Ce deuxième article de notre série sur les impacts du PL9, analyse les mesures les plus restrictives qui touchent aux droits et libertés, pour montrer qu’il légitime l’effacement et l’exclusion des femmes musulmanes. Notre analyse montre comment ces mesures risquent d’amplifier des vulnérabilités structurelles existantes, particulièrement dans les métiers du care¹, et surtout dans le secteur de l’éducation à la petite enfance, largement occupé par ces femmes.
Des mécanismes d’invisibilisation qui visent les femmes musulmanes
PL9 prévoit, en effet, des mesures qui excluent des femmes musulmanes (im-migrantes ou issues de l’immigration²) de plusieurs espaces.
De manière générale, ce projet de loi cherche à gérer la visibilité des personnes musulmanes dans la société québécoise en introduisant plusieurs restrictions : apparence vestimentaire, pratiques religieuses, accès aux accommodements pour motif religieux, etc.
Cela veut dire que ces mesures ont des conséquences bien réelles sur le quotidien et la vie en société puisqu’elles freinent l’accès à des espaces essentiels et imposent des contraintes importantes sur la pratique religieuse. Parmi ces mesures, on trouve l’élargissement de l’interdiction des signes religieux pour le personnel ³ du réseau des services éducatifs à la petite enfance (CPE, garderies subventionnées, bureaux coordonnateurs de la garde éducative en milieu familial, établissements privés subventionnés). Ces orientations exposent les femmes musulmanes portant le hijab à des risques de perte d’emploi et de rupture dans leurs trajectoires professionnelles, dans un contexte où le réseau est en pénurie d’éducatrices qualifiées.
D’ailleurs, PL9 interdit aussi aux personnes qui fournissent un service dans le cadre d’un programme d’accueil, de francisation ou d’intégration pour personnes immigrantes de porter un signe religieux, mais prévoit un droit acquis très limité. En pratique, cette clause “grand-père” ne constitue pas une réelle protection pour les femmes déjà en poste puisqu’elle est conditionnée à leur maintien dans la même fonction et dans la même organisation. Au moindre changement de poste ou d’employeur, cette protection disparaît. Ce mécanisme les enferme donc dans une situation professionnelle figée, limite leurs perspectives d’évolution et peut conduire à une perte progressive de leurs droits, voire à un retrait du marché du travail. Ces mesures participent ainsi à la stigmatisation et à la discrimination des femmes musulmanes portant le hijab.

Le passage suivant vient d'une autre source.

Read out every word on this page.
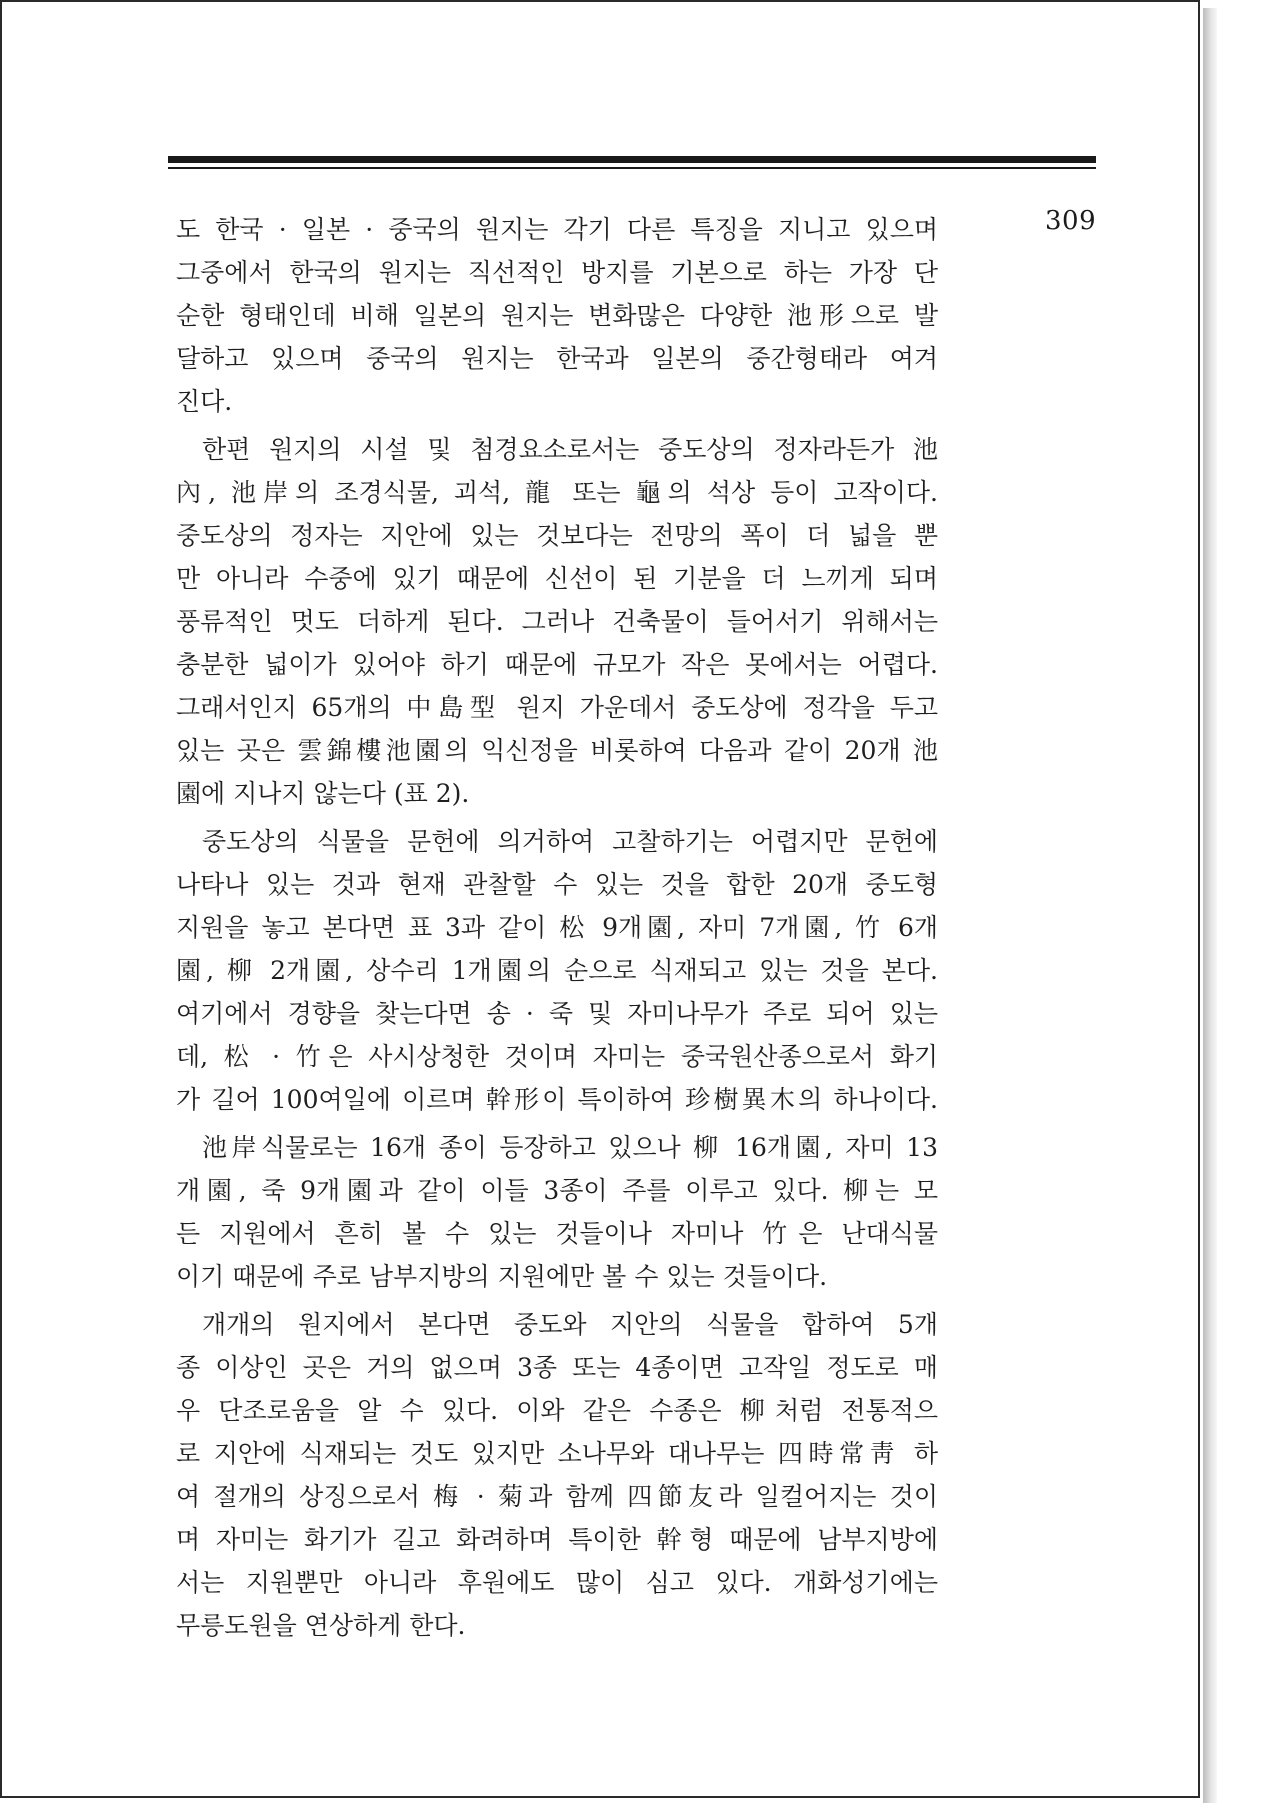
309
도 한국 · 일본 · 중국의 원지는 각기 다른 특징을 지니고 있으며
그중에서 한국의 원지는 직선적인 방지를 기본으로 하는 가장 단
순한 형태인데 비해 일본의 원지는 변화많은 다양한 池形으로 발
달하고 있으며 중국의 원지는 한국과 일본의 중간형태라 여겨
진다.
한편 원지의 시설 및 첨경요소로서는 중도상의 정자라든가 池
內, 池岸의 조경식물, 괴석, 龍 또는 龜의 석상 등이 고작이다.
중도상의 정자는 지안에 있는 것보다는 전망의 폭이 더 넓을 뿐
만 아니라 수중에 있기 때문에 신선이 된 기분을 더 느끼게 되며
풍류적인 멋도 더하게 된다. 그러나 건축물이 들어서기 위해서는
충분한 넓이가 있어야 하기 때문에 규모가 작은 못에서는 어렵다.
그래서인지 65개의 中島型 원지 가운데서 중도상에 정각을 두고
있는 곳은 雲錦樓池園의 익신정을 비롯하여 다음과 같이 20개 池
園에 지나지 않는다 (표 2).
중도상의 식물을 문헌에 의거하여 고찰하기는 어렵지만 문헌에
나타나 있는 것과 현재 관찰할 수 있는 것을 합한 20개 중도형
지원을 놓고 본다면 표 3과 같이 松 9개園, 자미 7개園, 竹 6개
園, 柳 2개園, 상수리 1개園의 순으로 식재되고 있는 것을 본다.
여기에서 경향을 찾는다면 송 · 죽 및 자미나무가 주로 되어 있는
데, 松 · 竹은 사시상청한 것이며 자미는 중국원산종으로서 화기
가 길어 100여일에 이르며 幹形이 특이하여 珍樹異木의 하나이다.
池岸식물로는 16개 종이 등장하고 있으나 柳 16개園, 자미 13
개園, 죽 9개園과 같이 이들 3종이 주를 이루고 있다. 柳는 모
든 지원에서 흔히 볼 수 있는 것들이나 자미나 竹은 난대식물
이기 때문에 주로 남부지방의 지원에만 볼 수 있는 것들이다.
개개의 원지에서 본다면 중도와 지안의 식물을 합하여 5개
종 이상인 곳은 거의 없으며 3종 또는 4종이면 고작일 정도로 매
우 단조로움을 알 수 있다. 이와 같은 수종은 柳처럼 전통적으
로 지안에 식재되는 것도 있지만 소나무와 대나무는 四時常靑 하
여 절개의 상징으로서 梅 · 菊과 함께 四節友라 일컬어지는 것이
며 자미는 화기가 길고 화려하며 특이한 幹형 때문에 남부지방에
서는 지원뿐만 아니라 후원에도 많이 심고 있다. 개화성기에는
무릉도원을 연상하게 한다.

Cette tentative de mise à l’écart se manifeste également à travers d’autres dispositifs comme l’obligation d’avoir le visage découvert pour recevoir des services d’éducation, de formation ou de perfectionnement professionnel (comme un stage) et pour accéder à « tout autre service » (offerts par des institutions publiques et leurs prestataires), qui nécessitent une identification ou pour des raisons de sécurité.
Par ailleurs, l’obligation du visage découvert s’étend aux personnes qui se trouvent dans ces lieux, même si elles ne reçoivent pas de services : par exemple une femme doit se découvrir le visage si elle va chercher son enfant à la garderie ou dans un établissement d’enseignement privé.
En étendant cette obligation à la présence même de ces femmes dans les lieux où ces services sont offerts, PL9 prolonge le principe établi par la Loi 62 sur la neutralité religieuse⁴, qui limitait cette exigence à la prestation ou à la réception d’un service de l’État, et installe un climat de surveillance encore plus large.
Des mesures d’adaptation détournées
Tout d’abord, rappelons qu’un accommodement n’est pas un “privilège” mais un outil juridique qui permet une égalité réelle. Il permet d’ajuster une règle générale lorsque celle-ci produit, dans les faits, un désavantage pour certaines personnes, afin qu’elles puissent étudier ou travailler sans être exclues. Autrement dit, on ne vise pas une égalité formelle (même règle pour tous-tes), mais une justice substantive, attentive aux effets concrets des normes dominantes sur les trajectoires et l’accès aux droits des personnes minoritaires.
Jusqu’ici, un accommodement pour motif religieux pouvait être accordé tant qu’il ne causait pas de « contrainte excessive » (par exemple un ajustement d’horaire tant qu’il n’affecte pas le bon fonctionnement du travail, ne coûte pas trop cher pour l’organisation ou ne nuit pas aux droits et à la sécurité des personnes). Avec PL9, cette règle change : même une légère contrainte (absence de « contrainte plus que minimale ») peut désormais justifier un refus. Par exemple, le simple fait que la demande entraîne des coûts, mêmes minimes, suffit à refuser la demande.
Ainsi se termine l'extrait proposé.